The paper is well-motivated especially the delay at action/observation time settings. These are real settings one must consider in practice and no previous works sufficiently studies them. My only real consider is the assumptions needed in this work. How reasonable are these in practice? Though, since this seems to be the first work in this area, I guess assumptions are OK to show initial results. The authors do acknowledge this and are able to come up with a refinement which removes assumptions. One compliant I have about the paper is that the authors do not provide an empirical results. The theoretical results are nice but this paper's quality would benefit from even the most rudimentary experimental section. I'm disappointed the authors did not include this section. ********** I have read the author's response and am not satisfied. The first point they make about not running experiments because it's not possible to cover all scenarios is a disappointing. Experiments do not have to cover all scenarios, that's kind of their empirical nature. There are plenty of scenarios the authors could experiment with to at least provide some additional evidence the algorithm works. The second point is even more disappointing. One always has something to compare against, otherwise how do you know your method has any merit? For example, compare against an algorithm which picks random arms. This is the minimum baseline and is always available to compare against. One can also compare against algorithms not designed for delays. If the proposed algorithm is worth publishing then it should beat these algorithms. I expect more from authors when submitting to a venue of this caliber.

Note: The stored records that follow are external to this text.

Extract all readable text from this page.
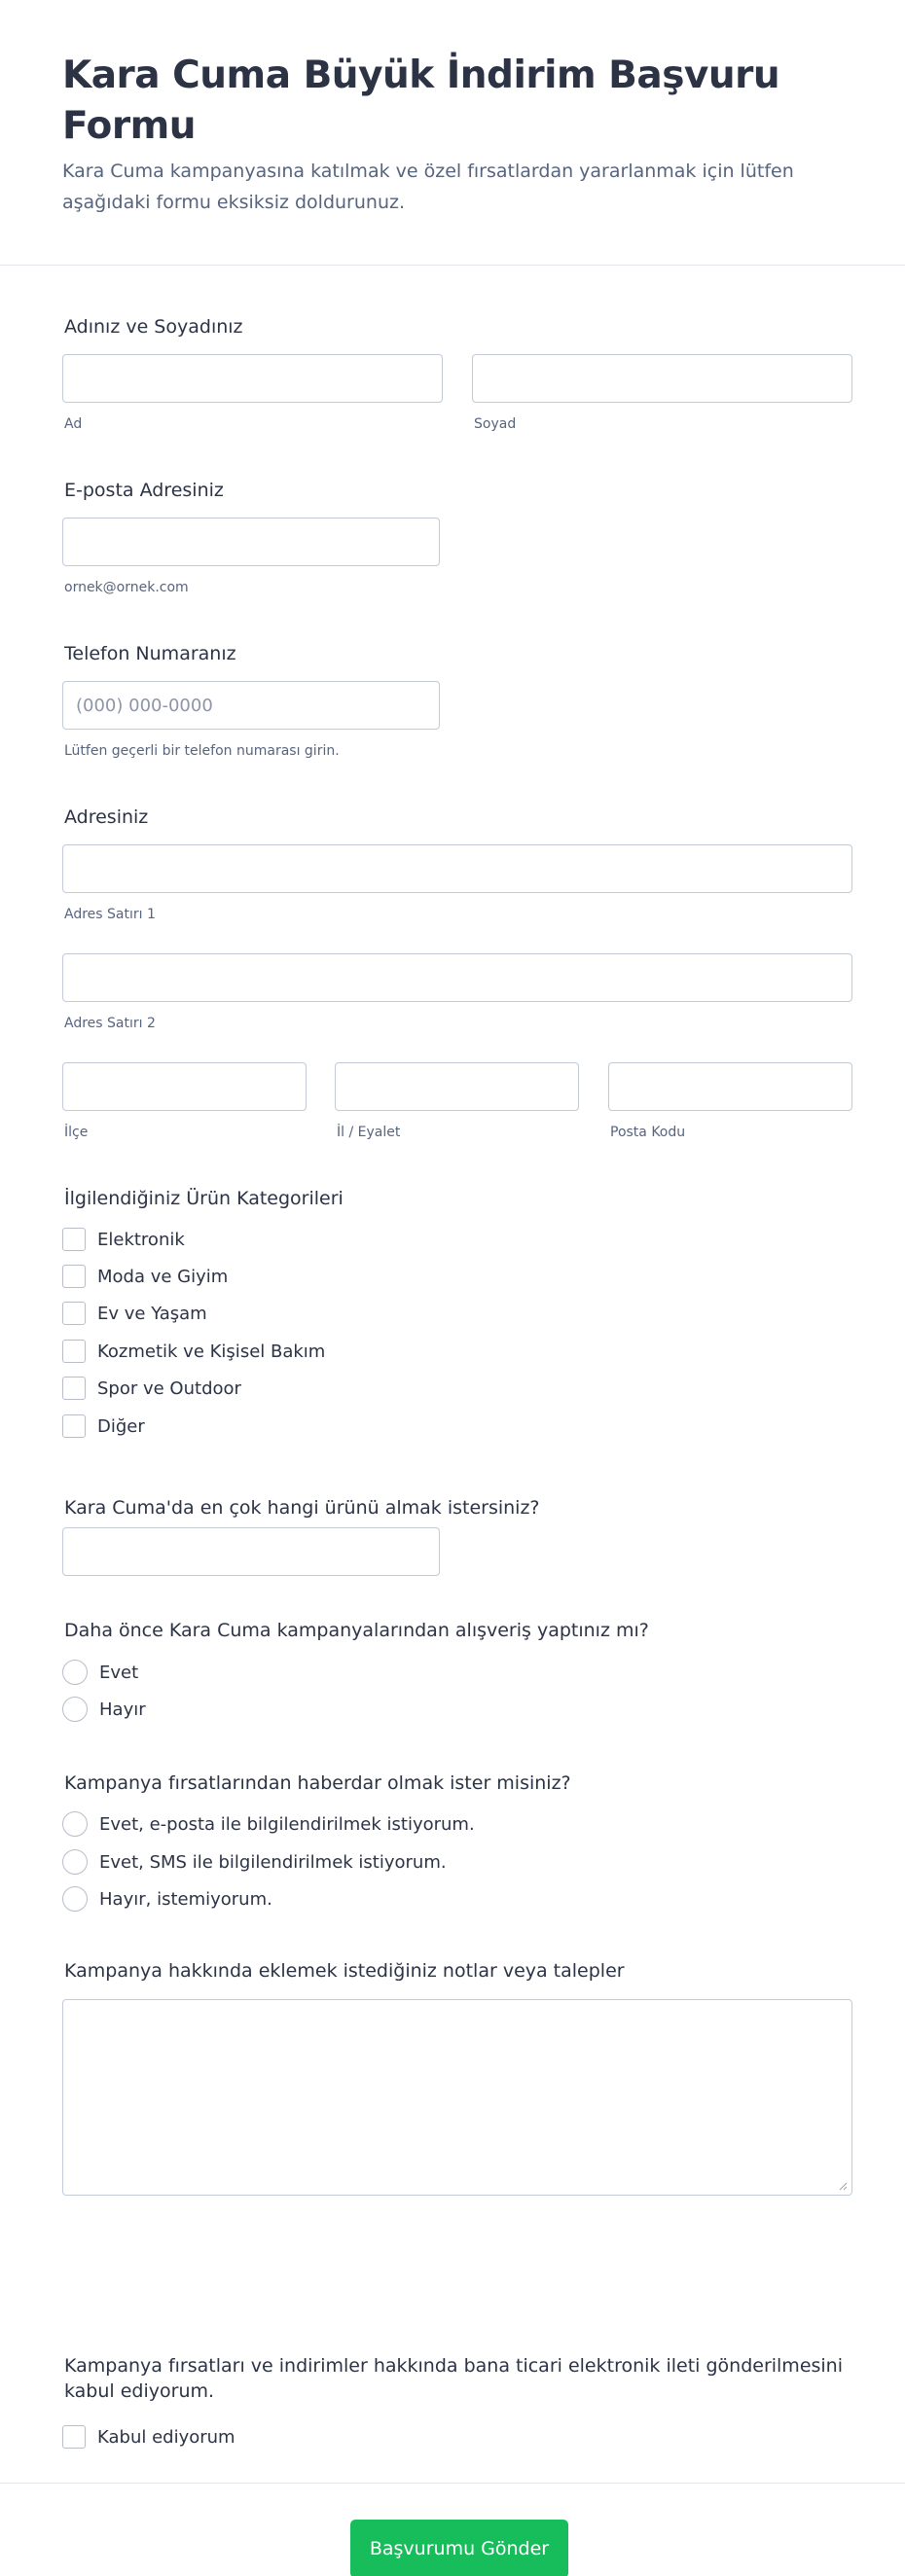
Kara Cuma Büyük İndirim Başvuru Formu
Kara Cuma kampanyasına katılmak ve özel fırsatlardan yararlanmak için lütfen aşağıdaki formu eksiksiz doldurunuz.
Adınız ve Soyadınız
Ad	Soyad
E-posta Adresiniz
ornek@ornek.com
Telefon Numaranız
(000) 000-0000
Lütfen geçerli bir telefon numarası girin.
Adresiniz
Adres Satırı 1
Adres Satırı 2
İlçe	İl / Eyalet	Posta Kodu
İlgilendiğiniz Ürün Kategorileri
Elektronik
Moda ve Giyim
Ev ve Yaşam
Kozmetik ve Kişisel Bakım
Spor ve Outdoor
Diğer
Kara Cuma'da en çok hangi ürünü almak istersiniz?
Daha önce Kara Cuma kampanyalarından alışveriş yaptınız mı?
Evet
Hayır
Kampanya fırsatlarından haberdar olmak ister misiniz?
Evet, e-posta ile bilgilendirilmek istiyorum.
Evet, SMS ile bilgilendirilmek istiyorum.
Hayır, istemiyorum.
Kampanya hakkında eklemek istediğiniz notlar veya talepler
Kampanya fırsatları ve indirimler hakkında bana ticari elektronik ileti gönderilmesini kabul ediyorum.
Kabul ediyorum
Başvurumu Gönder
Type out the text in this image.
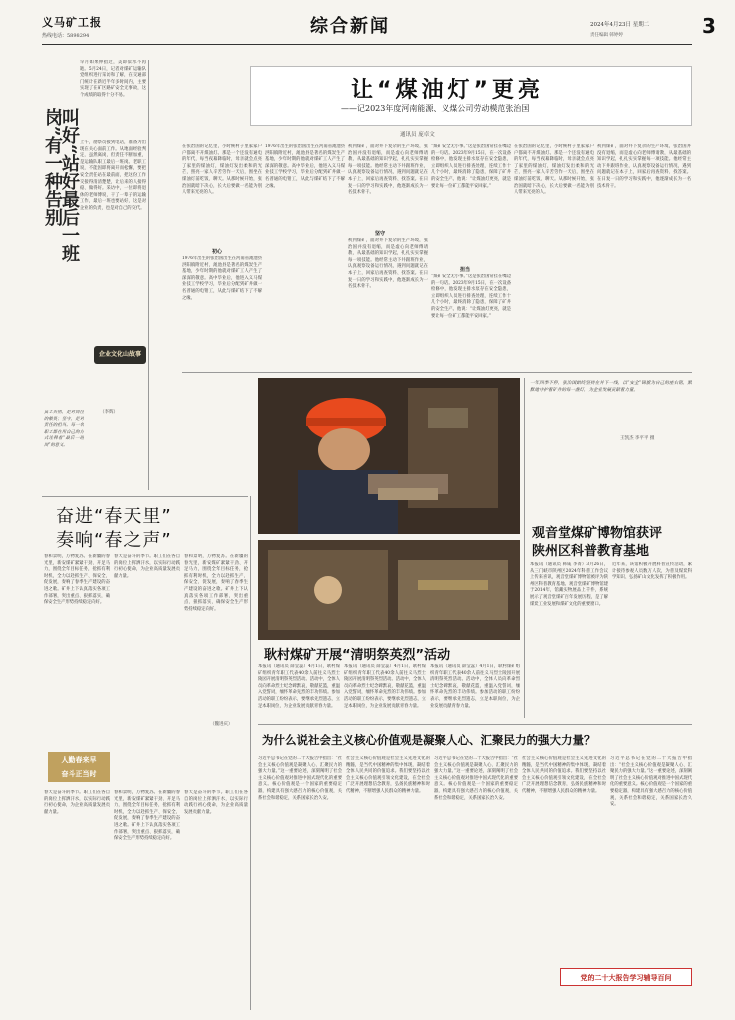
义马矿工报
热线电话：5898294	综合新闻	2024年4月23日 星期二
责任编辑 韩婷婷	3
早月如果伸指过，美即似水不再逝。5月24日，记者对煤矿运输队党组织进行采访和了解，在交通部门统计在新近半年多时间内，主要实现了在矿区路矿安全无事故，这个成绩的取得十分不易。
叫好“站好最后一班岗”有一种告别	上午，勘察员接到电话，准备为出现在关心面前工作。从地面经验判定，虽然离岗，但责任不断加重，是运输队职工最后一班岗。老职工说，不能因即将离开而松懈，要把安全责任站在最前面，把这份工作交接得清清楚楚，让后来的人接得稳、做得好。采访中，一位即将退休的老师傅说，干了一辈子的运输工作，最后一班也要站好，这是对企业的负责，也是对自己的交代。
员工告别，是对岗位的敬畏；坚守，是对责任的担当。每一名职工都在用自己的方式诠释着“最后一班岗”的意义。
（李辉）
企业文化山故事
让“煤油灯”更亮
——记2023年度河南能源、义煤公司劳动模范张治国
通讯员 庞卓文
在张治国的记忆里，小时候村子里家家户户都离不开煤油灯。那是一个还没有通电的年代，每当夜幕降临时，母亲就会点亮了家里的煤油灯，煤油灯发出柔和的光芒，照亮一家人辛苦劳作一天后，围坐在煤油灯前吃饭、聊天。从那时候开始，张治国就暗下决心，长大后要做一名能为别人带来光亮的人。
初心
1976年出生的张治国出生在河南省渑池县洪阳镇附近村，渑池县是著名的煤炭生产基地，少年时期的他就对煤矿工人产生了深深的敬意。高中毕业后，他进入义马煤业技工学校学习，毕业后分配到矿井做一名普通的电钳工，从此与煤矿结下了不解之缘。
1976年出生的张治国出生在河南省渑池县洪阳镇附近村，渑池县是著名的煤炭生产基地，少年时期的他就对煤矿工人产生了深深的敬意。高中毕业后，他进入义马煤业技工学校学习，毕业后分配到矿井做一名普通的电钳工，从此与煤矿结下了不解之缘。
初到煤矿，面对井下复杂的生产环境，张治国并没有退缩，而是虚心向老师傅请教，从最基础的知识学起，扎扎实实掌握每一项技能。他经常主动下井跟班作业，认真观察设备运行情况，遇到问题就记在本子上，回家后再查资料、找答案。在日复一日的学习和实践中，他逐渐成长为一名技术骨干。
坚守
初到煤矿，面对井下复杂的生产环境，张治国并没有退缩，而是虚心向老师傅请教，从最基础的知识学起，扎扎实实掌握每一项技能。他经常主动下井跟班作业，认真观察设备运行情况，遇到问题就记在本子上，回家后再查资料、找答案。在日复一日的学习和实践中，他逐渐成长为一名技术骨干。
“煤矿安全无小事。”这是张治国常挂在嘴边的一句话。2023年9月15日，在一次设备检修中，他发现主排水泵存在安全隐患，立即组织人员进行排查处理，连续工作十几个小时，最终消除了隐患，保障了矿井的安全生产。他说：“让煤油灯更亮，就是要让每一位矿工都能平安回家。”
担当
“煤矿安全无小事。”这是张治国常挂在嘴边的一句话。2023年9月15日，在一次设备检修中，他发现主排水泵存在安全隐患，立即组织人员进行排查处理，连续工作十几个小时，最终消除了隐患，保障了矿井的安全生产。他说：“让煤油灯更亮，就是要让每一位矿工都能平安回家。”
在张治国的记忆里，小时候村子里家家户户都离不开煤油灯。那是一个还没有通电的年代，每当夜幕降临时，母亲就会点亮了家里的煤油灯，煤油灯发出柔和的光芒，照亮一家人辛苦劳作一天后，围坐在煤油灯前吃饭、聊天。从那时候开始，张治国就暗下决心，长大后要做一名能为别人带来光亮的人。
初到煤矿，面对井下复杂的生产环境，张治国并没有退缩，而是虚心向老师傅请教，从最基础的知识学起，扎扎实实掌握每一项技能。他经常主动下井跟班作业，认真观察设备运行情况，遇到问题就记在本子上，回家后再查资料、找答案。在日复一日的学习和实践中，他逐渐成长为一名技术骨干。
一年四季不停，张治国始终坚持在井下一线，以“安全”锦旗为自己的座右铭，默默地守护着矿井的每一盏灯，为企业发展贡献着力量。
王凯杰 李平平 摄
奋进“春天里”
奏响“春之声”
春和景明，万物复苏。在新疆的春光里，新安煤矿紧紧干劲、开足马力，围绕全年目标任务，抢抓有利时机，全力以赴抓生产、保安全、促发展，奏响了春季生产建设的奋进之歌。矿井上下认真落实各项工作部署，突出重点、狠抓落实，确保安全生产形势持续稳定向好。
春天是奋斗的季节。职工们在各自的岗位上挥洒汗水，以实际行动践行初心使命，为企业高质量发展贡献力量。
春和景明，万物复苏。在新疆的春光里，新安煤矿紧紧干劲、开足马力，围绕全年目标任务，抢抓有利时机，全力以赴抓生产、保安全、促发展，奏响了春季生产建设的奋进之歌。矿井上下认真落实各项工作部署，突出重点、狠抓落实，确保安全生产形势持续稳定向好。
（魏进庆）
人勤春来早
奋斗正当时
春天是奋斗的季节。职工们在各自的岗位上挥洒汗水，以实际行动践行初心使命，为企业高质量发展贡献力量。
春和景明，万物复苏。在新疆的春光里，新安煤矿紧紧干劲、开足马力，围绕全年目标任务，抢抓有利时机，全力以赴抓生产、保安全、促发展，奏响了春季生产建设的奋进之歌。矿井上下认真落实各项工作部署，突出重点、狠抓落实，确保安全生产形势持续稳定向好。
春天是奋斗的季节。职工们在各自的岗位上挥洒汗水，以实际行动践行初心使命，为企业高质量发展贡献力量。
耿村煤矿开展“清明祭英烈”活动
本报讯（通讯员 薛莹蕊）4月1日，耿村煤矿组织青年职工代表40余人前往义马烈士陵园开展清明祭英烈活动。活动中，全体人员向革命烈士纪念碑默哀，敬献花篮，重温入党誓词，缅怀革命先烈的丰功伟绩。参加活动的职工纷纷表示，要继承先烈遗志，立足本职岗位，为企业发展贡献青春力量。
本报讯（通讯员 薛莹蕊）4月1日，耿村煤矿组织青年职工代表40余人前往义马烈士陵园开展清明祭英烈活动。活动中，全体人员向革命烈士纪念碑默哀，敬献花篮，重温入党誓词，缅怀革命先烈的丰功伟绩。参加活动的职工纷纷表示，要继承先烈遗志，立足本职岗位，为企业发展贡献青春力量。
本报讯（通讯员 薛莹蕊）4月1日，耿村煤矿组织青年职工代表40余人前往义马烈士陵园开展清明祭英烈活动。活动中，全体人员向革命烈士纪念碑默哀，敬献花篮，重温入党誓词，缅怀革命先烈的丰功伟绩。参加活动的职工纷纷表示，要继承先烈遗志，立足本职岗位，为企业发展贡献青春力量。
观音堂煤矿博物馆获评
陕州区科普教育基地
本报讯（通讯员 韩咸 李菁）3月26日，从三门峡市陕州区2024年科普工作会议上传来喜讯，观音堂煤矿博物馆被评为陕州区科普教育基地。观音堂煤矿博物馆建于2014年，馆藏实物展品上千件，系统展示了观音堂煤矿百年发展历程，是了解煤炭工业发展和煤矿文化的重要窗口。
近年来，该馆积极开展科普宣传活动，累计接待参观人员数万人次，为普及煤炭科学知识、弘扬矿山文化发挥了积极作用。
为什么说社会主义核心价值观是凝聚人心、汇聚民力的强大力量？
习近平总书记在党的二十大报告中指出：“社会主义核心价值观是凝聚人心、汇聚民力的强大力量。”这一重要论述，深刻阐明了社会主义核心价值观对推进中国式现代化的重要意义。核心价值观是一个国家的重要稳定器，构建具有强大感召力的核心价值观，关系社会和谐稳定，关系国家长治久安。
社会主义核心价值观是社会主义先进文化的精髓，是当代中国精神的集中体现，凝结着全体人民共同的价值追求。我们要坚持以社会主义核心价值观引领文化建设，在全社会广泛开展理想信念教育，弘扬民族精神和时代精神，不断增强人民群众的精神力量。
习近平总书记在党的二十大报告中指出：“社会主义核心价值观是凝聚人心、汇聚民力的强大力量。”这一重要论述，深刻阐明了社会主义核心价值观对推进中国式现代化的重要意义。核心价值观是一个国家的重要稳定器，构建具有强大感召力的核心价值观，关系社会和谐稳定，关系国家长治久安。
社会主义核心价值观是社会主义先进文化的精髓，是当代中国精神的集中体现，凝结着全体人民共同的价值追求。我们要坚持以社会主义核心价值观引领文化建设，在全社会广泛开展理想信念教育，弘扬民族精神和时代精神，不断增强人民群众的精神力量。
习近平总书记在党的二十大报告中指出：“社会主义核心价值观是凝聚人心、汇聚民力的强大力量。”这一重要论述，深刻阐明了社会主义核心价值观对推进中国式现代化的重要意义。核心价值观是一个国家的重要稳定器，构建具有强大感召力的核心价值观，关系社会和谐稳定，关系国家长治久安。
党的二十大报告学习辅导百问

The paper considers a version of the adversarial stochastic multi-armed bandit problem where the feedback received from pulling an arm is delayed. The delays are time-varying and can be selected by an oblivious adversary. The main algorithm presented is referred to as the “skipper” algorithm, and refines exponential weights analysis by skipping rounds with large delays, and is based on prior knowledge of the cumulative delay. When delays are only revealed each times an action is taken, and no prior information is granted on the cumulative delay (or the horizon length) the authors provide a doubling scheme that achieves a refined regret bound. I like the paper and definitely appreciate various aspects of it. The topic and the algorithmic approach are interesting, the paper is well-written, and, as far as I could tell, analytically correct. I don't have major concerns regarding the paper. My main comments are as follow. 1. Since in many application domains delay information is only realized when feedback arrives. This is true also in the motivating examples that are given by the authors in page 2 (while expected delay might be available at time of action, the realized delay can often be different from this expectation. It would definitely be insightful to understand how one could extend current results and algorithms in that direction, and a first step in this direction can be to have some robustness analysis that will help to understand to extent to which the performance of the doubling scheme deteriorates when actual delays are (even a bit) different from the one observed at the time of the action. 2. Similarly, it would be insightful to understand how robust the skipper algorithm is for misspecifications in the cumulative delay D. I apologize if I missed a discussion along these lines in the paper. 3. It would be very insightful, and would clearly increase the contribution of the paper, to have some form of optimality for the results. Ideally that would be established through a refined lower bound for time-varying delays, but even some discussion using examples or numeric analysis might be helpful in that respect.